Tension en vue à l’AIBD : Violations des contrats d’exclusivité, volonté…

Le Collectif des Prestataires et Investisseurs Sénégalais de l’Aéroport International Blaise Diagne (COPIS-AIBD) pousse un coup de gueule. Ils en ont visiblement marre des méthodes de la société de gestion de l’Aéroport LAS (Limak-Aibd-Summa). Une société qu’elle accuse de vouloir leur faire de l’ombre et qui privilégierait les investisseurs étrangers pour leur offrir sur un plateau d’argent les contrats de prestation. Et cela malgré plus de 20 milliards de financement et 700 emplois déjà créés par le COPIS qui représente l’ensemble des investisseurs/ Prestataires Sénégalais présents sur la plateforme Aéroportuaire ( Global Communication, Infinite Lounge, Senecartours, Secubag etc…)

Les prestataires sénégalais relativement aux contrats signés avec la société de gestion de l’aéroport, dénoncent une violation constante des clauses de base, notamment sur l’exclusivité. Ils dénoncent aussi une volonté de la société de gestion de vouloir les asphyxier économiquement en leur imposant une concurrence illégale, mais aussi des clauses usuraires. C’est le cas avec l’ouverture d’un deuxième salon VIP géré par un autre prestataire qu’Infinite Lounge avec qui pourtant un contrat d’exclusivité a été signé, ainsi que l’édition d’un magazine dans le dos de Global Communication chargé pourtant de la promotion communicationnelle de la plateforme.

Dans le domaine du transport malgré le contrat d’exclusivité signé avec Senecartours, beaucoup de sociétés de transport sont bien visibles et  présentes dans le domaine de l’aéroport et proposent une concurrence acerbe. Il en est de même pour l’emballage. Une nouvelle société ayant a été autorisée à s’implanter près du parc de bus « Dakar Dem Dikk ».

Tout cela fait dire à nos sources que LAS s’évertue à vouloir se débarrasser des prestataires sénégalais pour une gestion directe par LAS ou d’autres prestataires étrangers et français.

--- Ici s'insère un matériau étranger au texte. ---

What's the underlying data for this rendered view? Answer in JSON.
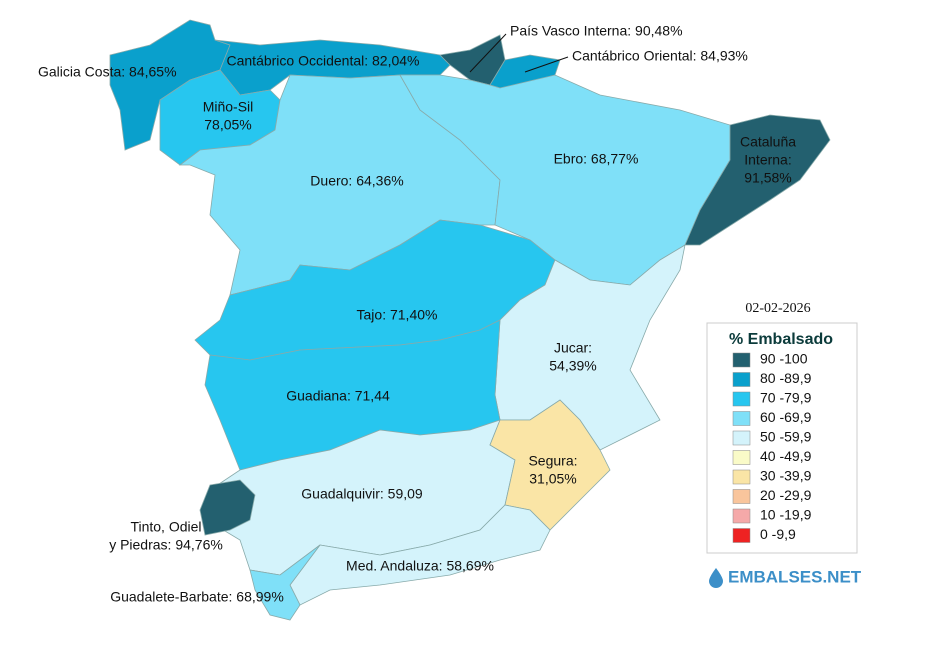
{
  "date": "02-02-2026",
  "legend": {
    "title": "% Embalsado",
    "items": [
      {
        "label": "90 -100",
        "color": "#23606f"
      },
      {
        "label": "80 -89,9",
        "color": "#0aa0cc"
      },
      {
        "label": "70 -79,9",
        "color": "#27c6ef"
      },
      {
        "label": "60 -69,9",
        "color": "#7fe0f8"
      },
      {
        "label": "50 -59,9",
        "color": "#d4f3fb"
      },
      {
        "label": "40 -49,9",
        "color": "#fafbc8"
      },
      {
        "label": "30 -39,9",
        "color": "#fae5a6"
      },
      {
        "label": "20 -29,9",
        "color": "#f9c59c"
      },
      {
        "label": "10 -19,9",
        "color": "#f5a9a9"
      },
      {
        "label": "0 -9,9",
        "color": "#ee2222"
      }
    ]
  },
  "basins": [
    {
      "lines": [
        "Galicia Costa: 84,65%"
      ]
    },
    {
      "lines": [
        "Cantábrico Occidental: 82,04%"
      ]
    },
    {
      "lines": [
        "Miño-Sil",
        "78,05%"
      ]
    },
    {
      "lines": [
        "País Vasco Interna: 90,48%"
      ]
    },
    {
      "lines": [
        "Cantábrico Oriental: 84,93%"
      ]
    },
    {
      "lines": [
        "Cataluña",
        "Interna:",
        "91,58%"
      ]
    },
    {
      "lines": [
        "Ebro: 68,77%"
      ]
    },
    {
      "lines": [
        "Duero: 64,36%"
      ]
    },
    {
      "lines": [
        "Tajo: 71,40%"
      ]
    },
    {
      "lines": [
        "Jucar:",
        "54,39%"
      ]
    },
    {
      "lines": [
        "Guadiana: 71,44"
      ]
    },
    {
      "lines": [
        "Segura:",
        "31,05%"
      ]
    },
    {
      "lines": [
        "Guadalquivir: 59,09"
      ]
    },
    {
      "lines": [
        "Tinto, Odiel",
        "y Piedras: 94,76%"
      ]
    },
    {
      "lines": [
        "Med. Andaluza: 58,69%"
      ]
    },
    {
      "lines": [
        "Guadalete-Barbate: 68,99%"
      ]
    }
  ],
  "brand": "EMBALSES.NET"
}
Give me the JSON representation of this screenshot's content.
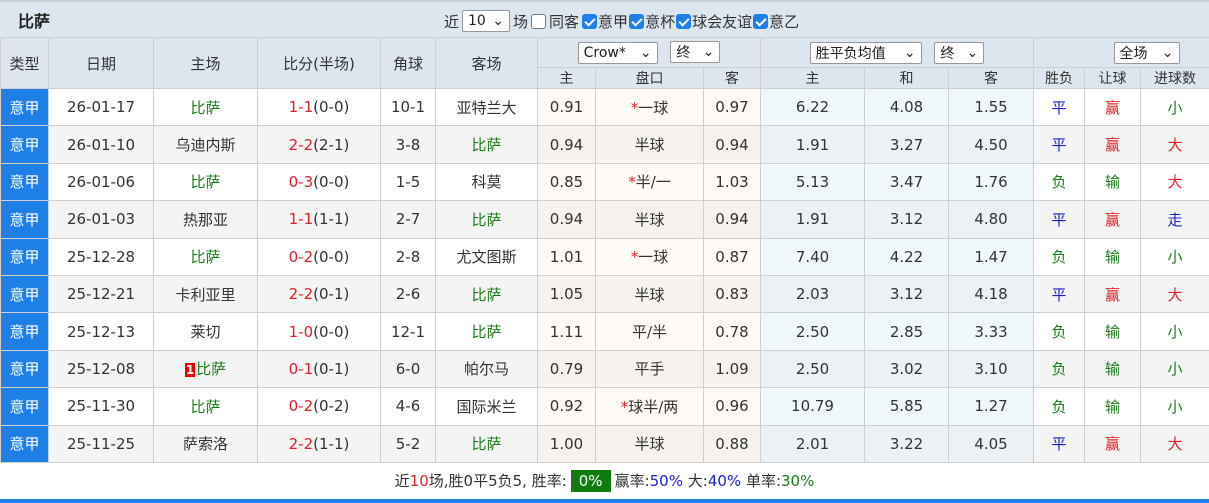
{
  "title": "比萨",
  "filters": {
    "near_label": "近",
    "count": "10",
    "count_suffix": "场",
    "same_away": {
      "label": "同客",
      "checked": false
    },
    "leagues": [
      {
        "label": "意甲",
        "checked": true
      },
      {
        "label": "意杯",
        "checked": true
      },
      {
        "label": "球会友谊",
        "checked": true
      },
      {
        "label": "意乙",
        "checked": true
      }
    ]
  },
  "columns": {
    "type": "类型",
    "date": "日期",
    "home": "主场",
    "score": "比分(半场)",
    "corner": "角球",
    "away": "客场",
    "company": "Crow*",
    "company_time": "终",
    "avg": "胜平负均值",
    "avg_time": "终",
    "period": "全场",
    "sub": [
      "主",
      "盘口",
      "客",
      "主",
      "和",
      "客",
      "胜负",
      "让球",
      "进球数"
    ]
  },
  "colors": {
    "accent": "#1e7fe6",
    "team": "#1a7d1a",
    "loss": "#e0202a",
    "win_rate_bg": "#107c10"
  },
  "rows": [
    {
      "type": "意甲",
      "date": "26-01-17",
      "home": "比萨",
      "score": "1-1",
      "half": "(0-0)",
      "corner": "10-1",
      "away": "亚特兰大",
      "h": "0.91",
      "line": "*一球",
      "a": "0.97",
      "w": "6.22",
      "d": "4.08",
      "l": "1.55",
      "res": "平",
      "hc": "赢",
      "ou": "小"
    },
    {
      "type": "意甲",
      "date": "26-01-10",
      "home": "乌迪内斯",
      "score": "2-2",
      "half": "(2-1)",
      "corner": "3-8",
      "away": "比萨",
      "h": "0.94",
      "line": "半球",
      "a": "0.94",
      "w": "1.91",
      "d": "3.27",
      "l": "4.50",
      "res": "平",
      "hc": "赢",
      "ou": "大"
    },
    {
      "type": "意甲",
      "date": "26-01-06",
      "home": "比萨",
      "score": "0-3",
      "half": "(0-0)",
      "corner": "1-5",
      "away": "科莫",
      "h": "0.85",
      "line": "*半/一",
      "a": "1.03",
      "w": "5.13",
      "d": "3.47",
      "l": "1.76",
      "res": "负",
      "hc": "输",
      "ou": "大"
    },
    {
      "type": "意甲",
      "date": "26-01-03",
      "home": "热那亚",
      "score": "1-1",
      "half": "(1-1)",
      "corner": "2-7",
      "away": "比萨",
      "h": "0.94",
      "line": "半球",
      "a": "0.94",
      "w": "1.91",
      "d": "3.12",
      "l": "4.80",
      "res": "平",
      "hc": "赢",
      "ou": "走"
    },
    {
      "type": "意甲",
      "date": "25-12-28",
      "home": "比萨",
      "score": "0-2",
      "half": "(0-0)",
      "corner": "2-8",
      "away": "尤文图斯",
      "h": "1.01",
      "line": "*一球",
      "a": "0.87",
      "w": "7.40",
      "d": "4.22",
      "l": "1.47",
      "res": "负",
      "hc": "输",
      "ou": "小"
    },
    {
      "type": "意甲",
      "date": "25-12-21",
      "home": "卡利亚里",
      "score": "2-2",
      "half": "(0-1)",
      "corner": "2-6",
      "away": "比萨",
      "h": "1.05",
      "line": "半球",
      "a": "0.83",
      "w": "2.03",
      "d": "3.12",
      "l": "4.18",
      "res": "平",
      "hc": "赢",
      "ou": "大"
    },
    {
      "type": "意甲",
      "date": "25-12-13",
      "home": "莱切",
      "score": "1-0",
      "half": "(0-0)",
      "corner": "12-1",
      "away": "比萨",
      "h": "1.11",
      "line": "平/半",
      "a": "0.78",
      "w": "2.50",
      "d": "2.85",
      "l": "3.33",
      "res": "负",
      "hc": "输",
      "ou": "小"
    },
    {
      "type": "意甲",
      "date": "25-12-08",
      "home": "比萨",
      "home_badge": "1",
      "score": "0-1",
      "half": "(0-1)",
      "corner": "6-0",
      "away": "帕尔马",
      "h": "0.79",
      "line": "平手",
      "a": "1.09",
      "w": "2.50",
      "d": "3.02",
      "l": "3.10",
      "res": "负",
      "hc": "输",
      "ou": "小"
    },
    {
      "type": "意甲",
      "date": "25-11-30",
      "home": "比萨",
      "score": "0-2",
      "half": "(0-2)",
      "corner": "4-6",
      "away": "国际米兰",
      "h": "0.92",
      "line": "*球半/两",
      "a": "0.96",
      "w": "10.79",
      "d": "5.85",
      "l": "1.27",
      "res": "负",
      "hc": "输",
      "ou": "小"
    },
    {
      "type": "意甲",
      "date": "25-11-25",
      "home": "萨索洛",
      "score": "2-2",
      "half": "(1-1)",
      "corner": "5-2",
      "away": "比萨",
      "h": "1.00",
      "line": "半球",
      "a": "0.88",
      "w": "2.01",
      "d": "3.22",
      "l": "4.05",
      "res": "平",
      "hc": "赢",
      "ou": "大"
    }
  ],
  "team": "比萨",
  "summary": {
    "p1": "近",
    "n": "10",
    "p2": "场,胜0平5负5, 胜率:",
    "win_rate": "0%",
    "hc_label": "赢率:",
    "hc_rate": "50%",
    "big_label": "大:",
    "big_rate": "40%",
    "odd_label": "单率:",
    "odd_rate": "30%"
  }
}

Comment LAS compte y parvenir ?

Par une tarification sur la base d’une indexation sur l’ensemble des passagers de l’aéroport au départ et à l’arrivée quelle que soit l’activité. Pour la communication c’est 0,5  euros de charge par passager pour Global ce qui équivaut à des redevances annuelles de presque 1 milliard de FCFA (1,3 million d’Euros) pour deux millions de passagers alors que les aéroports les plus chers en Europe sont à 0,20 Euros. Infinite pendant ce temps payait 0,60 euro et la société d’emballage Secubag, payait 0,20 euro au gestionnaire. Une logique financière inacceptable, compte non tenu des lourds investissements consentis par l’ensemble des prestataires. D’ailleurs les recommandations de l’étude du cabinet « Little Arthur » incitaient à une baisse de ces tarifs de 35%. Une étude commanditée par LAS lui-même.

Pour rappel, dans tous les aéroports du monde, le montant de la redevance des prestataires, contrepartie financière d’un service public rendu par l’exploitant d’un aéroport à un tiers, équivaut à 15% du chiffre d’affaires, ce qui n’est pas le cas à Dakar où on leur fait payer plus qu’ils ne gagnent. « Ils arrivent que les sociétés s’endettent pour offrir des services qui se révèlent à la fin sans intérêt », explique notre source toujours. « Nous payons jusqu’à 180% de notre chiffre d’affaires, ce qui constitue une grave atteinte du point de vue des droits des prestataires.

Pour finir, le Collectif des prestataires et investisseurs sénégalais de l’Aéroport International Blaise Diagne de dénoncer un deux poids deux mesures dans ce business modèle appliqué aux entreprises sénégalaises dans le domaine de l’aéroport. « Lagardère et une société Turque « Seko » en semblent exemptées. Elles bénéficient plutôt d’un système de revenue sharing, un business modèle où les partenaires se partagent les revenus après avoir monté ensemble le projet.

Aussi le COPIS de lancer un appel à l’État pour qu’il prenne ses responsabilités face une relation de force unilatérale et des menaces d’expulsion récurrentes. Ces membres de demander au patronat (MDES, CNP), mais aussi le Club des investisseurs du Sénégal (CIS) à inciter l’État à acheter plus de part et ainsi récupérer la gestion de l’Aéroport pour plus de souveraineté.

Le COPIS de finir par révéler que des avocats et des huissiers seront engagés pour constater les manquements de la société LAS quant aux contrats d’exclusivité bafoués.